L'article 5 actualise dans le même code les missions du service public de l'enseignement supérieur en introduisant, outre la notion de formation tout au long de la vie, le transfert des résultats de la recherche.

L'article 7 modifie, toujours dans le même code, les dispositions relatives à la recherche dans les missions dudit service public en soulignant la nécessité d'une continuité entre les activités de formation, de recherche et d'innovation, et de transfert des résultats de la recherche vers les acteurs socio-économiques. Il précise en outre ses modalités de contribution à la compétitivité de l'économie.

Les articles 10 et 12 modifient respectivement les objectifs de la politique nationale de recherche et ceux de la recherche publique tels qu'ils figurent dans le code de la recherche publique en y introduisant la mission de transfert des résultats de la recherche vers le monde socioéconomique.

L'article 10 bis, ajouté à l'initiative de la commission des affaires culturelles de l'Assemblée nationale, reconnaît dans le même code l'innovation comme « service à la société ». Il précise qu'elle est favorisée par la promotion des activités de transfert.

Egalement introduit par ladite commission, l'article 12 bis intègre la notion d'innovation dans les dispositions du code de la recherche établissant le lien entre activités d'enseignement et de recherche.

On notera également l'introduction par l'article 26 de deux représentants du monde économique et social au sein du conseil d'administration des universités, tandis que l'article 53 prévoit une telle présence également au sein du CSR.

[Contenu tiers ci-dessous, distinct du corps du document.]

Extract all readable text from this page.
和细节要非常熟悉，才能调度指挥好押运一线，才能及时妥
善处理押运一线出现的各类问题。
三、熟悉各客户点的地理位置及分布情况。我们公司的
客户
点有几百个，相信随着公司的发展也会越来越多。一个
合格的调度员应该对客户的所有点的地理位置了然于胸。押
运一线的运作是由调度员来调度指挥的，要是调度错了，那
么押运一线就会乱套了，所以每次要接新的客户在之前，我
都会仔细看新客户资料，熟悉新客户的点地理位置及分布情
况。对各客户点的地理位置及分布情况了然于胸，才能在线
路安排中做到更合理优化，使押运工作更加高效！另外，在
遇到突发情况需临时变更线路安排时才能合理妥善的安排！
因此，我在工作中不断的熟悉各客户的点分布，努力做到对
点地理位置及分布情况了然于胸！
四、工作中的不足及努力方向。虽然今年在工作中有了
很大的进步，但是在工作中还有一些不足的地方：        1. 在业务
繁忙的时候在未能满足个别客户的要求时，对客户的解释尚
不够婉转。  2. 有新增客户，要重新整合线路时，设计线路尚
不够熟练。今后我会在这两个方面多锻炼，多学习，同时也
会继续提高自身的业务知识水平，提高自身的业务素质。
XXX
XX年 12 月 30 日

Le chapitre II du titre VI du projet de loi, intitulé « L'exercice des activités de transfert pour la création de valeur économique », est entièrement consacré à cette thématique.

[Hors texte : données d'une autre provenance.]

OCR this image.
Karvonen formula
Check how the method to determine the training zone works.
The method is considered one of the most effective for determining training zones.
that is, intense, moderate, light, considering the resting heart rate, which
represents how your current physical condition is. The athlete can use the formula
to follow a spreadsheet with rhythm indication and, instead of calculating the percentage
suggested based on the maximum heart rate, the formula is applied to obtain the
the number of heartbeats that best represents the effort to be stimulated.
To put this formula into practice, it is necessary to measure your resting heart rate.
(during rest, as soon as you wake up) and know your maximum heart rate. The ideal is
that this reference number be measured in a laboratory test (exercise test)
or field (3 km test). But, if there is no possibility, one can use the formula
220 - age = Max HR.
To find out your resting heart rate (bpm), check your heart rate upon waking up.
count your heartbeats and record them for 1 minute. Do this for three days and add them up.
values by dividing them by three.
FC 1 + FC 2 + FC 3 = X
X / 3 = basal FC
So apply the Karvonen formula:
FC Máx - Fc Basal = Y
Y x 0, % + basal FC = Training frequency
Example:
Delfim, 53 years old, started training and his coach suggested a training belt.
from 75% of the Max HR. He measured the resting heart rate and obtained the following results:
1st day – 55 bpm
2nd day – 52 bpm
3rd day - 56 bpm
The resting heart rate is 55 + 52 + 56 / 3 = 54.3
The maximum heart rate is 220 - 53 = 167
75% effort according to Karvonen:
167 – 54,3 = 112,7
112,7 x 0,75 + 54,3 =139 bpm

L'article 55, son seul article, étend aux brevets obtenus dans le cadre de recherches conduites sur des fonds publics, quelle que soit leur origine, la disposition du code de la recherche obligeant les chercheurs publics à déclarer leurs inventions à leur hiérarchie en vue de l'acquisition d'un titre de propriété industrielle. Il favorise leur valorisation par des entreprises qui s'engagent à réaliser son exploitation sur le territoire de l'Union européenne. Il prévoit enfin que cette valorisation bénéficie en priorité aux petites et moyennes entreprises (PME).

La référence faite aux articles L. 611-1 et L. 611-2 du code de la propriété intellectuelle semble indiquer que seuls les brevets, certificats d'utilité et certificats complémentaires de protection sont visés par la mesure. Celle-ci ne s'étend donc pas aux logiciels, qui n'en font pas l'objet ; aux résultats protégeables par le droit d'auteur ; au savoir-faire ...

Cette mesure est la transposition du Bayh Dole Act américain, résultant d'une loi de 1980, au contexte français et européen. Elle avait déjà été discutée dans le cadre communautaire, sans finalement être adoptée, du fait notamment d'une opposition marquée de l'Allemagne.

Introduits par la commission des affaires culturelles de l'Assemblée nationale, les articles 55 bis et 55 ter viennent étoffer ce chapitre consacré aux activités de transfert. Le premier facilite le fonctionnement en réseau des centres techniques industriels (CRT), tandis que le second prévoit le recours à un mandataire unique lorsqu'une pluralité de tutelles risque d'empêcher le dépôt d'un titre de propriété intellectuelle.

Enfin, l'article 65 habilite le Gouvernement à prendre par ordonnance les dispositions nécessaires à la création dans le code de la recherche d'un nouveau livre consacré au transfert pour la création de valeur économique.


* 8 Gestion sobre des ressources et adaptation au changement climatique ; une énergie, propre, sûre et efficace ; stimuler le renouveau industriel ; santé et bien-être ; sécurité alimentaire et défi démographique ; mobilité et systèmes urbains durables ; société et économie numérique ; sociétés innovantes, intégrantes et adaptatives.